Die psychische Gesundheit rückt stärker ins Blickfeld. Wie gehen Männer mit ihrer Psyche um?

Peter Kölln:
Männer reagieren eher körperlich und somatisieren länger. Das bedeutet zum Beispiel: ihre Rückenschmerzen und -verspannungen sind nicht selten eine Reaktion auf etwas Seelisches. Von ihren Sorgen geben die „Unterberichter“, wie ich sie bezeichne, wenig preis. Ich muss oftmals lange „bohren“, um an ihre Seele heranzukommen. Wichtig ist, sie nicht nur auf den Körper, sondern bewusst auch auf den Kopf anzusprechen, dabei auf Zwischentöne, die Mimik und den Händedruck zu achten. Auch wenn es dem Mann aufgrund seines Rollenverständnisses schwerfällt, über psychische Probleme zu sprechen, negiert er diese auch nicht. Viele sind dankbar, wenn sie sich mit ihrem kritischen Lebensereignis oder -phase – welches oftmals der Auslöser für ein psychisches Problem ist – jemanden anvertrauen können.

Stefan Buchner:
Wenn Männer psychisch erkrankt sind, verhalten sie sich auch im Betrieb oftmals gereizt und aggressiv, was in Niedergeschlagenheit und Depressivität umschlagen kann. Fehlzeiten nehmen zu und im schlimmsten Fall kommt es zum Totalausfall des Mitarbeiters. Das Problem ist: Für viele Männer sind psychische Probleme reine Privatsache. Daher vertrauen sie sich in einem solchen Fall auch selten ihrem Vorgesetzten an. Dahinter steckt oft auch die Befürchtung, dass ihnen zum Beispiel Steine für den nächsten Sprung auf der Karriereleiter in den Weg gelegt werden. Dem Mitarbeiter Rückhalt zu geben und Unterstützungsmöglichkeiten anzubieten, wäre ein wichtiges Signal. „Führen in Teilzeit“ sollte auch für Männer möglich sein und trägt nicht zuletzt auch zu einer guten Unternehmenskultur bei.

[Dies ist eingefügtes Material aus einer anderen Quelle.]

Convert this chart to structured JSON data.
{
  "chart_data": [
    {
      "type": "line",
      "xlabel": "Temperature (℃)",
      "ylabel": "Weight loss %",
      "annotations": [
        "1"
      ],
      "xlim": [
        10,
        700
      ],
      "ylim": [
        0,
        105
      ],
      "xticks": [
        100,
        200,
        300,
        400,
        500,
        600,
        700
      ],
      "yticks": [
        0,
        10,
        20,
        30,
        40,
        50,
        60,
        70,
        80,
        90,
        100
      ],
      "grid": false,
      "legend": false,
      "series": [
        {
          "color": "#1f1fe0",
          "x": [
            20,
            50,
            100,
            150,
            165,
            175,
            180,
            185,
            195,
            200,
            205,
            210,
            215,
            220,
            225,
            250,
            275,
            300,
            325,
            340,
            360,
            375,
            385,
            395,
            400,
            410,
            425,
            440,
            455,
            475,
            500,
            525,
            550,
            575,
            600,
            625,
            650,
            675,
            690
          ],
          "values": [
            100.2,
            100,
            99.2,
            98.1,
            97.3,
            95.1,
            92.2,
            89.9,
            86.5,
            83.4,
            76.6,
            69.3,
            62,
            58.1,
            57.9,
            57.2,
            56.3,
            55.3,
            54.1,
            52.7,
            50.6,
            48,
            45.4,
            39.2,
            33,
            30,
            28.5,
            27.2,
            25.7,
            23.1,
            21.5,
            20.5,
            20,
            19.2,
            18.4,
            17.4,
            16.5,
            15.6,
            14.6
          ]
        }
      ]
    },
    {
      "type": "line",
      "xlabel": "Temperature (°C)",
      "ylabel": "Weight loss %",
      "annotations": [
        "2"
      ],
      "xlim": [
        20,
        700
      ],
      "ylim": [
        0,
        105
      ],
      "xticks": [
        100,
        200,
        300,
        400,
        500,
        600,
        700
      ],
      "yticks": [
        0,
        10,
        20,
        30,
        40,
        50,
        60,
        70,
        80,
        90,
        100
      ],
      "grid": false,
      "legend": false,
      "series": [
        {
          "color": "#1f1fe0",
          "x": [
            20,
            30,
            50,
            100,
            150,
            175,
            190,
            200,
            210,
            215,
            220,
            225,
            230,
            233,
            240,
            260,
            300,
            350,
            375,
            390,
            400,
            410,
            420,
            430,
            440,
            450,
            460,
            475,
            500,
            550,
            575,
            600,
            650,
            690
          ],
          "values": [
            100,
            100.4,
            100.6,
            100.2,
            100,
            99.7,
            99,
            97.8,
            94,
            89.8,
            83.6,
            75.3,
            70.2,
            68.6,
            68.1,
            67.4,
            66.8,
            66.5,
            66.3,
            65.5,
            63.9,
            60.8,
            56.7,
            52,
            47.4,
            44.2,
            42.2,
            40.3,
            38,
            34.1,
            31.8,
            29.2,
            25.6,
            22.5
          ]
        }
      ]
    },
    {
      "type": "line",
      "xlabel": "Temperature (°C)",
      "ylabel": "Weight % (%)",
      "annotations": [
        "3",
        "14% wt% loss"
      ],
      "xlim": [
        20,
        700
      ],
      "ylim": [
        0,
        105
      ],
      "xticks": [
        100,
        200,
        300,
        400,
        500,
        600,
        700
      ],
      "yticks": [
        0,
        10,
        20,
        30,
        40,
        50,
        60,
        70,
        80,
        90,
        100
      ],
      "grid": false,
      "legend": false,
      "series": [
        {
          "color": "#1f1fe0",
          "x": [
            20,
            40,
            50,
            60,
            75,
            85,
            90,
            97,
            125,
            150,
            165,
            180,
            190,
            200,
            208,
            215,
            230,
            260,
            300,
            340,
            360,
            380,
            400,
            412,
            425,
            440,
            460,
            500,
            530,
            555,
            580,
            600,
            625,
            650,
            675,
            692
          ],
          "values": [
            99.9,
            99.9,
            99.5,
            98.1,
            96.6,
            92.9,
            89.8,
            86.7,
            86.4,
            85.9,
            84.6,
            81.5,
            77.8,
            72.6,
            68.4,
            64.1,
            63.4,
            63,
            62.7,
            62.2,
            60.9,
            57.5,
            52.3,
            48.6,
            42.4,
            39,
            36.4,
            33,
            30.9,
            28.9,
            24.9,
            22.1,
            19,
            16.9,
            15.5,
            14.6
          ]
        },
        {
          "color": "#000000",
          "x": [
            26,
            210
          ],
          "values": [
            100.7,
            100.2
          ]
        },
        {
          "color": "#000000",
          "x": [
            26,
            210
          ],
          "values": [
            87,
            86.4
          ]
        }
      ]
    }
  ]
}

Führungskräfte sollten auf psychische Probleme ihrer Mitarbeiter achten. Wie sollte man sie dabei unterstützen?

Peter Kölln:
Suchtprobleme beispielsweise treten in Betrieben immer wieder auf. Sie werden zwar von Führungskräften sehr wohl wahrgenommen, doch wissen sie oftmals einfach nicht, wie sie das Problem ansprechen sollen. Ich vermittle den Führungskräften: Traue Deinem Bauchgefühl, drücke Dich nicht vor dem Gespräch und biete Deine Hilfe an. Gerade männliche Mitarbeiter sind oftmals dankbar, wenn sie sich endlich mitteilen können. Für Führungskräfte ist die Erkenntnis wichtig, dass sie nicht zum Hobby-Therapeuten werden müssen. Ihre Aufgabe ist es vielmehr, den betroffenen Mitarbeiter an entsprechende Experten, zum Beispiel Ärzte und Therapeuten in Suchtkliniken, zu vermitteln. 

Stefan Buchner:
Sensibilität für die eigene Psyche zu entwickeln ist die Voraussetzung dafür, dass man psychische Probleme seiner Mitarbeiter wahrnimmt. Haben Führungskräfte ein solches Problem erkannt, geht es im nächsten Schritt darum, ihnen ein Basiswissen zu vermitteln: Woran erkenne ich zum Beispiel eine Angststörung oder ein Alkoholproblem, und wann muss ich eingreifen? In unseren Trainings simulieren wir für diese Fälle Mitarbeitergespräche und machen Rollenspiele. So gewinnt die Führungskraft an Sicherheit, unangenehme Themen anzusprechen und richtig zu reagieren. Ganz wichtig ist auch das Thema, was man vorbeugend tun kann: Saisonale Ruhephasen im Betrieb für die Regeneration der Mitarbeiter zu nutzen, ist hier nur ein Beispiel.

Das Interview führte Annette Neumann.